DVD Releases of the Week
NCIS: Los Angeles—Complete 12th Season
NCIS—Complete 18th Season
NCIS: New Orleans—Complete Final Season 
(CBS/Paramount)
As one of the most successful franchises on network TV, the NCIS umbrella encompasses three series: the original, set in Washington D.C.; the first spinoff, set in Los Angeles; and the most recent, in New Orleans, which is also the first to sign off, after seven seasons. Each series shrewdly uses its city’s locations as the rigorous investigators solve their increasingly dramatic cases.
 
 
All of the series’ casts—which are led by Mark Harmon and Maria Bello (D.C.), LL Cool J and Chris O’Donnell (Los Angeles), and Scott Bakula and CCH Pounder (New Orleans)—often mustovercome the intermittently stale writing and clichéd directing to make these entertaining watches.
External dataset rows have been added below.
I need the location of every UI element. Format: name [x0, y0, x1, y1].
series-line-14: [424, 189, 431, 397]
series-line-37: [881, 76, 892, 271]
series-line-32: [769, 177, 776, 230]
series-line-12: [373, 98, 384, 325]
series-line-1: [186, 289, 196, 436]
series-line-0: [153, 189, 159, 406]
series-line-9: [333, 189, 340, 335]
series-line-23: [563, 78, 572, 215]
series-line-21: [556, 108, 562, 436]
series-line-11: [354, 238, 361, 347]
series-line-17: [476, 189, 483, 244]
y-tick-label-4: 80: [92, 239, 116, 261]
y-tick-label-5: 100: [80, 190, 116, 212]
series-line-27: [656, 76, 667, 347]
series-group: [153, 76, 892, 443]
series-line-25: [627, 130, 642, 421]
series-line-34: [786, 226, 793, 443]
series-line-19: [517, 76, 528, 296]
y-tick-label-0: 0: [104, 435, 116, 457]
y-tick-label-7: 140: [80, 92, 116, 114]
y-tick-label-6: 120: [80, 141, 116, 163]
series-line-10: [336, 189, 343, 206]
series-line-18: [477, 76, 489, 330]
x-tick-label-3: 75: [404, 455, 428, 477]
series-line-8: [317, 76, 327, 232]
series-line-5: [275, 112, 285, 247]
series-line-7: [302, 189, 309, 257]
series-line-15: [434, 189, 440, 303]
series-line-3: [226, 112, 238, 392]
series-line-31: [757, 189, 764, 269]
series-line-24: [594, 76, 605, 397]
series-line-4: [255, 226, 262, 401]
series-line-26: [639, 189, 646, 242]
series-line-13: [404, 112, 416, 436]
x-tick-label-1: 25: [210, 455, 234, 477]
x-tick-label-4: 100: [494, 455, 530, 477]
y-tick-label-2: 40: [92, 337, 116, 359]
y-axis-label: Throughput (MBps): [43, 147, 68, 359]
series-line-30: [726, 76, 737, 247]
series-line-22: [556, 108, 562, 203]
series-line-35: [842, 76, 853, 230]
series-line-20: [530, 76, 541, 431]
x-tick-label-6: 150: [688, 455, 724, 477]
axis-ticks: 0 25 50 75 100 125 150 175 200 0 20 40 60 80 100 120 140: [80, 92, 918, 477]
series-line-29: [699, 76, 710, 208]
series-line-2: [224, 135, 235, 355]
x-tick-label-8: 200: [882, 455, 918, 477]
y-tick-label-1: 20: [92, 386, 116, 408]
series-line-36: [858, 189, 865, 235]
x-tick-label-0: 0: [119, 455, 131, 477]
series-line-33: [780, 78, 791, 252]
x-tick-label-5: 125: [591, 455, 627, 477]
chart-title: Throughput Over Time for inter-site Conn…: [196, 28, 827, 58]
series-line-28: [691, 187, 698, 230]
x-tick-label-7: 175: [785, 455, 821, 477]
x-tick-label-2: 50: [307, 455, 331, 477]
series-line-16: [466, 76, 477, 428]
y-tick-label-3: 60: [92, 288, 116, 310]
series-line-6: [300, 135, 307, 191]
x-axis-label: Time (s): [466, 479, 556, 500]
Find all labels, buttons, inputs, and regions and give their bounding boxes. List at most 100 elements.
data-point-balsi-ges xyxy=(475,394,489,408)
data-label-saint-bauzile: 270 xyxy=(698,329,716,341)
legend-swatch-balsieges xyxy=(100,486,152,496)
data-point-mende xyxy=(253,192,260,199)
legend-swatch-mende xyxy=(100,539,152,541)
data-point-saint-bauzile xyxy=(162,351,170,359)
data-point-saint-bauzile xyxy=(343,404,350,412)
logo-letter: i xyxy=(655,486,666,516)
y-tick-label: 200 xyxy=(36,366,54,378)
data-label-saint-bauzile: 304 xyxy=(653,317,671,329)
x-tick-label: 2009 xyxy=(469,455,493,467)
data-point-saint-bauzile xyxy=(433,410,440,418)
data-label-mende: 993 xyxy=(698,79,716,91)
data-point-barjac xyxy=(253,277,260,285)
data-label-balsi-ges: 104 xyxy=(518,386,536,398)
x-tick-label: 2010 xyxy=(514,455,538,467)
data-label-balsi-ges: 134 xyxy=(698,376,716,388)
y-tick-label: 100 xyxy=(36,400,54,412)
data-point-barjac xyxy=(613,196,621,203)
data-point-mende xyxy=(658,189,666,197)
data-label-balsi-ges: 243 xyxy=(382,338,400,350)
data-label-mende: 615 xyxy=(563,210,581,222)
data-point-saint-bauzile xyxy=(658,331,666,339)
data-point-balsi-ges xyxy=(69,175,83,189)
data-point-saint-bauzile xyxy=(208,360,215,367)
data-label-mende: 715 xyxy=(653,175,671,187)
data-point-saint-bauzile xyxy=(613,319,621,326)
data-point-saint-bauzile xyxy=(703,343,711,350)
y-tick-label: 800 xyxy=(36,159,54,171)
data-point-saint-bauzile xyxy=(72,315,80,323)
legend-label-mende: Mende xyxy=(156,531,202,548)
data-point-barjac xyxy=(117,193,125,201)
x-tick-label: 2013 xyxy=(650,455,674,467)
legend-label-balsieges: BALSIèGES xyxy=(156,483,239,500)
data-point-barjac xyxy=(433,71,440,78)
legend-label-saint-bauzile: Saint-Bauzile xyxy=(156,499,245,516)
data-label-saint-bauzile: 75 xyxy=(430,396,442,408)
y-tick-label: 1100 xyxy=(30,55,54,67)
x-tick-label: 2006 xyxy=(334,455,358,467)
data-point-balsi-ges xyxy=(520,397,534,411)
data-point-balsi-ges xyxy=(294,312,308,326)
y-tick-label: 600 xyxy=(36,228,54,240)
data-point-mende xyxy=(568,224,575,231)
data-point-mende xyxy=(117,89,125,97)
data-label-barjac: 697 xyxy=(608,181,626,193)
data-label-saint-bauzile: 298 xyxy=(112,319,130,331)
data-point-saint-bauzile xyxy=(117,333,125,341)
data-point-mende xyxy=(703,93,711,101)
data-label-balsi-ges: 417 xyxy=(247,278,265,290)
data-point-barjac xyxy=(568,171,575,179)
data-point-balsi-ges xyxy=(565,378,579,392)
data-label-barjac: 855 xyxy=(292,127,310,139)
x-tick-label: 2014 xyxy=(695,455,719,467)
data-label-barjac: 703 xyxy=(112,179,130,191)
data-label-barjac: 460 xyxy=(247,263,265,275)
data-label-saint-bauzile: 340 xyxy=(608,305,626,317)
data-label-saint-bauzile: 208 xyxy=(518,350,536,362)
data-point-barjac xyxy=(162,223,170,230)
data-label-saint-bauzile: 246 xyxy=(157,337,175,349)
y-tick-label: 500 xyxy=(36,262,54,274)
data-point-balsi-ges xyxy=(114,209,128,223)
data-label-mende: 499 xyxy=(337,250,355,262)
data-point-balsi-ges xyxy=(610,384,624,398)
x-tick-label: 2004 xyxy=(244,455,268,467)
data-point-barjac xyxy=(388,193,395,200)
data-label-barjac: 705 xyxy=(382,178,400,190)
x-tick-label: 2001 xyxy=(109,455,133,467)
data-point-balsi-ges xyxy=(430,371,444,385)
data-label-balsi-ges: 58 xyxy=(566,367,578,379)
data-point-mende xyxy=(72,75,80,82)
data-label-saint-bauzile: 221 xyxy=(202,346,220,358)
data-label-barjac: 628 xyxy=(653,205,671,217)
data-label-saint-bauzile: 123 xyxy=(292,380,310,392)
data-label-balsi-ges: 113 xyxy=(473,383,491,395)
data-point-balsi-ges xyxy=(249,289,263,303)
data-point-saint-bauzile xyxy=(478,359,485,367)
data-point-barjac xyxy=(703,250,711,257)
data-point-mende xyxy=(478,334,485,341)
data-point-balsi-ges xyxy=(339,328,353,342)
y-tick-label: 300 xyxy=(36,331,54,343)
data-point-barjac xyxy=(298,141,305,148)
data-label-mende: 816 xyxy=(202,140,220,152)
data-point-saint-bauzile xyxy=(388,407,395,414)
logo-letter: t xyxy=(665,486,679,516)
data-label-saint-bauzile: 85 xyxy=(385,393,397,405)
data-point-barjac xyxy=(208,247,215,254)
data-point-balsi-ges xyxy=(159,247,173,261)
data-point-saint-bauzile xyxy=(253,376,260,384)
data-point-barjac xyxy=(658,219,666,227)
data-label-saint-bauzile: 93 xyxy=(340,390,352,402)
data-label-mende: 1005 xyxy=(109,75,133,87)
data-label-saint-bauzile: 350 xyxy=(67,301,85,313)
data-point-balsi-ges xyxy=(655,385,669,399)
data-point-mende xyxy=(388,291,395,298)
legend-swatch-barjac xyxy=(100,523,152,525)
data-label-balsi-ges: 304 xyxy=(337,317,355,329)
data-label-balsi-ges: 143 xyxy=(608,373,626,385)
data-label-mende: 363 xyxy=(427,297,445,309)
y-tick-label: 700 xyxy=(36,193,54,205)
All three sets contain the entire current seasons (number of episodes: 16 for D.C. and New Orleans and 18 for L.A.); extras include commentaries, featurettes and deleted/extended scenes.
 
 
 
 
 
CD Releases of the Week
A Piazzolla Trilogy 
(BIS)
Three works by Argentine tango master Astor Piazzolla (1921-92)—hence the album title—are dispatched with élan and vigor by violinist Karen Gomyo, who also conducts the string players in an enticing account of Piazzolla’s masterly Vivaldi-inspired The Four Seasons of Buenos Aires.
 
 
Gomyo shows off her own—as well as Piazzolla’s—virtuosity in three of his Tango Etudes, and she teams with guitarist Stephanie Jones for an exuberant run-through of Histoire de Tango, in which Piazzolla presents the evolution of the tango in an irresistible musical form.
 
 
 
 
 
Songs for New Life and Love 
(BIS)
For British soprano Ruby Hughes, this superbly programmed recital is the result of a personal connection to Helen Grime’s 2017 song cycle Bright Travellers, an emotional reaction to the joys and difficulties of pregnancy and motherhood—Hughes gave birth to her son before performing Grime’s work for the first time.
 
 
For this recording, Hughes intelligently pairs Travellers with songs that sensitively evoke childhood—two Mahler cycles, including the sorrowful Kindertotenlieder, a handful of Charles Ives songs and, finally (and equally personally), a traditional Welsh lullaby that Hughes sang to her son as an infant. Hughes caresses these tunes as only a mother can, and pianist Joseph Middleton offers sterling accompaniment.